A galeria de arte abriga obras como as esculturas de Exu, da série “Cabeças de Tempo” de Mário Cravo Jr., as obras em concreto de Rubem Valentim, da série “Templos de Oxalá”, a famosa instalação “Lágrimas”, de Vinícius S.A., e a escultura “São José” do artista Zé Eugênio. A curadoria do espaço é de Thaís Darzé.
Além das obras quem mantem viva a memória do Mercado, um conjunto de 16 imagens contam a história do local numa linha do tempo. De sua construção ao incêndio de 1984, as fotografias passam por festas que aconteceram no local e personagens importantes para essa história, como Maria de São Pedro e o comerciante conhecido como Camafeu de Oxóssi, que dão nome aos restaurantes do Mercado, além de personalidades como Mãe Menininha do Gantois, Mãe Senhora e o músico Raimundo Nonato da Cruz, o Chocolate da Bahia. Ao lado de cada obra, placas descritivas, com QR Code e recurso em língua inglesa e libras, facilitam o entendimento dos visitantes.

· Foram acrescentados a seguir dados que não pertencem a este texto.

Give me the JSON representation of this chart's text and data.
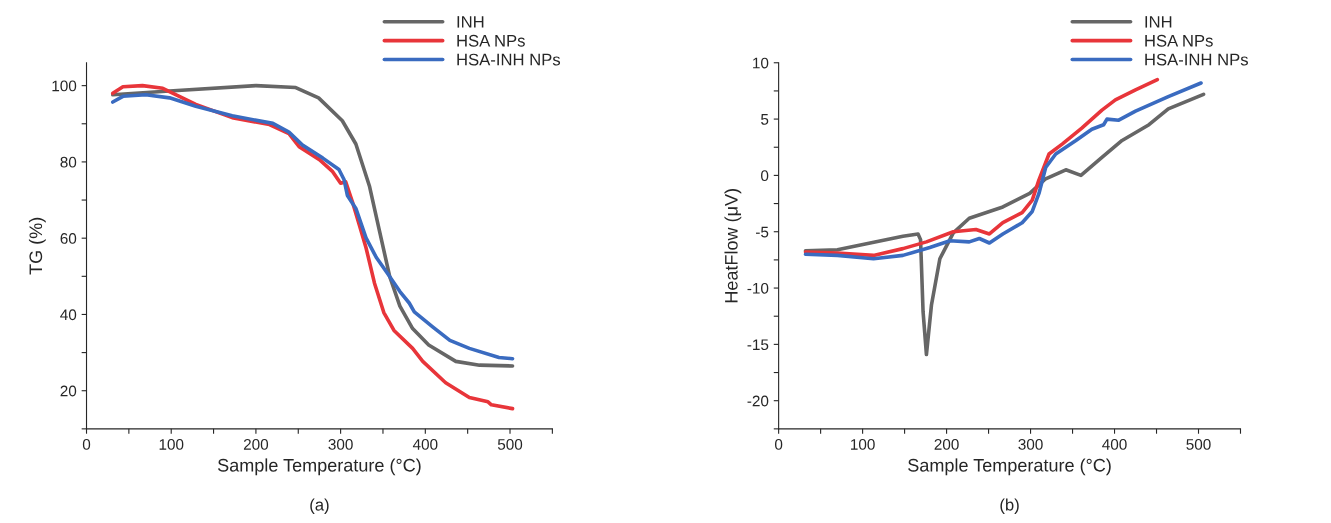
{
  "chart_data": [
    {
      "type": "line",
      "xlabel": "Sample Temperature (°C)",
      "ylabel": "TG (%)",
      "annotations": [
        "(a)"
      ],
      "legend": "top right",
      "grid": false,
      "line_style": "solid",
      "marker": "none",
      "xlim": [
        0,
        550
      ],
      "xticks": [
        0,
        {
          "value": 50,
          "label": null
        },
        100,
        {
          "value": 150,
          "label": null
        },
        200,
        {
          "value": 250,
          "label": null
        },
        300,
        {
          "value": 350,
          "label": null
        },
        400,
        {
          "value": 450,
          "label": null
        },
        500,
        {
          "value": 550,
          "label": null
        }
      ],
      "ylim": [
        10,
        106
      ],
      "yticks": [
        {
          "value": 10,
          "label": null
        },
        20,
        {
          "value": 30,
          "label": null
        },
        40,
        {
          "value": 50,
          "label": null
        },
        60,
        {
          "value": 70,
          "label": null
        },
        80,
        {
          "value": 90,
          "label": null
        },
        100
      ],
      "series": [
        {
          "name": "INH",
          "color": "#666666",
          "x": [
            31,
            98,
            200,
            247,
            274,
            302,
            318,
            334,
            346,
            358,
            370,
            385,
            404,
            436,
            464,
            503
          ],
          "values": [
            97.6,
            98.6,
            100,
            99.5,
            96.8,
            90.8,
            84.7,
            73.7,
            61.8,
            49.9,
            42.2,
            36.3,
            32,
            27.7,
            26.7,
            26.5
          ]
        },
        {
          "name": "HSA NPs",
          "color": "#e8353a",
          "x": [
            31,
            43,
            66,
            90,
            129,
            172,
            216,
            239,
            251,
            275,
            290,
            300,
            306,
            314,
            322,
            330,
            340,
            351,
            363,
            385,
            397,
            424,
            452,
            474,
            478,
            503
          ],
          "values": [
            98.0,
            99.7,
            100,
            99.3,
            95.1,
            91.6,
            89.8,
            87.4,
            84.0,
            80.6,
            77.6,
            74.4,
            74.8,
            69.5,
            63.5,
            57.5,
            48.2,
            40.5,
            35.8,
            31.1,
            27.7,
            22.1,
            18.2,
            17.1,
            16.3,
            15.3
          ]
        },
        {
          "name": "HSA-INH NPs",
          "color": "#3a6bc0",
          "x": [
            31,
            43,
            70,
            98,
            129,
            172,
            220,
            239,
            255,
            279,
            298,
            304,
            308,
            318,
            330,
            342,
            354,
            370,
            381,
            387,
            409,
            429,
            452,
            487,
            503
          ],
          "values": [
            95.7,
            97.2,
            97.6,
            96.8,
            94.6,
            92.1,
            90.1,
            87.8,
            84.4,
            81.0,
            78.0,
            75.4,
            71.2,
            67.8,
            60.1,
            55,
            51.2,
            46.0,
            43.0,
            40.7,
            36.7,
            33.2,
            31.1,
            28.7,
            28.4
          ]
        }
      ]
    },
    {
      "type": "line",
      "xlabel": "Sample Temperature (°C)",
      "ylabel": "HeatFlow (μV)",
      "annotations": [
        "(b)"
      ],
      "legend": "top right",
      "grid": false,
      "line_style": "solid",
      "marker": "none",
      "xlim": [
        0,
        550
      ],
      "xticks": [
        0,
        {
          "value": 50,
          "label": null
        },
        100,
        {
          "value": 150,
          "label": null
        },
        200,
        {
          "value": 250,
          "label": null
        },
        300,
        {
          "value": 350,
          "label": null
        },
        400,
        {
          "value": 450,
          "label": null
        },
        500,
        {
          "value": 550,
          "label": null
        }
      ],
      "ylim": [
        -22.5,
        10
      ],
      "yticks": [
        {
          "value": -22.5,
          "label": null
        },
        {
          "value": -20,
          "label": "-20"
        },
        {
          "value": -17.5,
          "label": null
        },
        {
          "value": -15,
          "label": "-15"
        },
        {
          "value": -12.5,
          "label": null
        },
        {
          "value": -10,
          "label": "-10"
        },
        {
          "value": -7.5,
          "label": null
        },
        {
          "value": -5,
          "label": "-5"
        },
        {
          "value": -2.5,
          "label": null
        },
        0,
        {
          "value": 2.5,
          "label": null
        },
        5,
        {
          "value": 7.5,
          "label": null
        },
        10
      ],
      "series": [
        {
          "name": "INH",
          "color": "#666666",
          "x": [
            32,
            70,
            109,
            148,
            166,
            169,
            172,
            176,
            182,
            192,
            208,
            227,
            267,
            299,
            318,
            342,
            360,
            385,
            409,
            441,
            464,
            506
          ],
          "values": [
            -6.7,
            -6.6,
            -6.0,
            -5.4,
            -5.2,
            -5.7,
            -12.1,
            -15.9,
            -11.5,
            -7.4,
            -5.1,
            -3.8,
            -2.8,
            -1.6,
            -0.3,
            0.5,
            0.0,
            1.6,
            3.1,
            4.5,
            5.9,
            7.2
          ]
        },
        {
          "name": "HSA NPs",
          "color": "#e8353a",
          "x": [
            32,
            70,
            113,
            148,
            176,
            208,
            235,
            251,
            267,
            290,
            302,
            310,
            322,
            338,
            361,
            385,
            401,
            425,
            451
          ],
          "values": [
            -6.8,
            -6.9,
            -7.1,
            -6.5,
            -5.9,
            -5.0,
            -4.8,
            -5.2,
            -4.2,
            -3.3,
            -2.2,
            -0.4,
            1.9,
            2.8,
            4.2,
            5.8,
            6.7,
            7.6,
            8.5
          ]
        },
        {
          "name": "HSA-INH NPs",
          "color": "#3a6bc0",
          "x": [
            32,
            70,
            113,
            148,
            180,
            204,
            227,
            239,
            251,
            267,
            290,
            302,
            310,
            318,
            330,
            354,
            373,
            387,
            391,
            405,
            425,
            464,
            503
          ],
          "values": [
            -7.0,
            -7.1,
            -7.4,
            -7.1,
            -6.4,
            -5.8,
            -5.9,
            -5.6,
            -6.0,
            -5.2,
            -4.2,
            -3.2,
            -1.6,
            0.7,
            1.9,
            3.1,
            4.1,
            4.5,
            5.0,
            4.9,
            5.7,
            7.0,
            8.2
          ]
        }
      ]
    }
  ]
}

Obras – As obras retratam três diferentes gerações da arte na capital baiana. Nascido em 1983, Vinicius S.A integra a exposição com a obra Lágrimas de São Pedro, que conta com 15 mil lâmpadas reutilizadas preenchidas com resina. Ele trabalha com esse projeto desde 2005 e já levou para mais de dez cidades do Brasil, além de Las Vegas, nos Estados Unidos, e Frankfurt, na Alemanha.

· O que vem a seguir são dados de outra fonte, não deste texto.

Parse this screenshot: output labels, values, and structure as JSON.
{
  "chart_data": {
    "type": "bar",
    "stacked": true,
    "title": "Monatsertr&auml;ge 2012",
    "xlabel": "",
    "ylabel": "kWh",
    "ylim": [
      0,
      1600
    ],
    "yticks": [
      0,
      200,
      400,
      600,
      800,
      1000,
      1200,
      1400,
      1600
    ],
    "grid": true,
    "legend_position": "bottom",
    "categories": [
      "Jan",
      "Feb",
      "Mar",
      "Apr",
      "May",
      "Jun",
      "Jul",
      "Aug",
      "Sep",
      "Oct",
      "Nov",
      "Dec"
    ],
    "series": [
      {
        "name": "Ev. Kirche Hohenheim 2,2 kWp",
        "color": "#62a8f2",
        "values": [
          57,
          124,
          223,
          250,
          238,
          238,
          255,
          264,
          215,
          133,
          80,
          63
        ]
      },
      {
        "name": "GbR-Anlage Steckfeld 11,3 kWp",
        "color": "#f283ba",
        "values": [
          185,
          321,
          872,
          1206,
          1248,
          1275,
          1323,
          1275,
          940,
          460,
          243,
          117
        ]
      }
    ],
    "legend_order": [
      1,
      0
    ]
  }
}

Integrante do Movimento de Renovação das Artes Plásticas na Bahia, o artista plástico Rubem Valentim (1922-1991) é reverenciado através de três esculturas produzidas por ele, da série Templo de Oxalá. Imponentes, os monumentos brancos se apropriam das formas geométricas para fazer referência aos orixás.
Distribuídas pelo ambiente, mais três esculturas se destacam, ainda que pequenas em estatura: o Exu, Cabeça e uma terceira obra sem título, todas da série Cabeça de Tempo, de Mário Cravo Jr (1923-2018), integrante da primeira geração de artistas plásticos modernistas da Bahia. As obras são feitas com base na carranca e utilizando a madeira do incêndio que ocorreu no atual Mercado Modelo, na década de 1980.
Além dessas, duas outras peças completam a coleção, estas de um modo mais curioso. Encontradas durante a organização do espaço para a revitalização, após os 15 anos que o subsolo passou fechado, a Nossa Senhora da Conceição e o São José, ambos de autoria não identificada, foram rapidamente integrados à galeria.
Transformado em espaço cultural, o espaço teve toda a estrutura das arcadas em pedra restaurada. Com isso, o pavimento desativado há mais de dez anos passou a ter sistema de renovação do ar e ilhas de conforto climatizadas. Todo o projeto de requalificação do Mercado Modelo é assinado pela Fundação Mário Leal Ferreira (FMLF), em parceria com o Iphan. O mercado foi tombado pelo órgão há mais de 50 anos.
História – O historiador Murilo Melo conta que existem muitos mitos sobre o prédio do Mercado Modelo, em especial, sobre o subsolo. “O espaço nasceu para abrigar vinhos, mas esse lençol de água não permitiu, logo permanece fechado por anos e anos. Foi um edifício neoclássico, construído para servir como terceira casa de alfândega. Existia uma ponte por onde os produtos eram desembarcados e essa foi a finalidade dele por muitos anos, até abrigar as lojas que vemos hoje. As lendas populares de que o subsolo abrigava escravos é puro folclore”, ressalta.
Para o estudioso, a ideia da Galeria Mercado foi brilhante. “Isso aqui tem um valor histórico absurdo para Salvador, para Bahia e para o Brasil. É importante que as pessoas conheçam, em primeiro lugar os baianos, tomem parte da sua história e desmistifiquem tantos mitos. É também mais uma possibilidade poder levar essa informação para turistas que visitam nossa terra. Salvador se constitui como uma cidade turística com esse potencial e acho que é o caminho certo para gente”, enfatiza o historiador.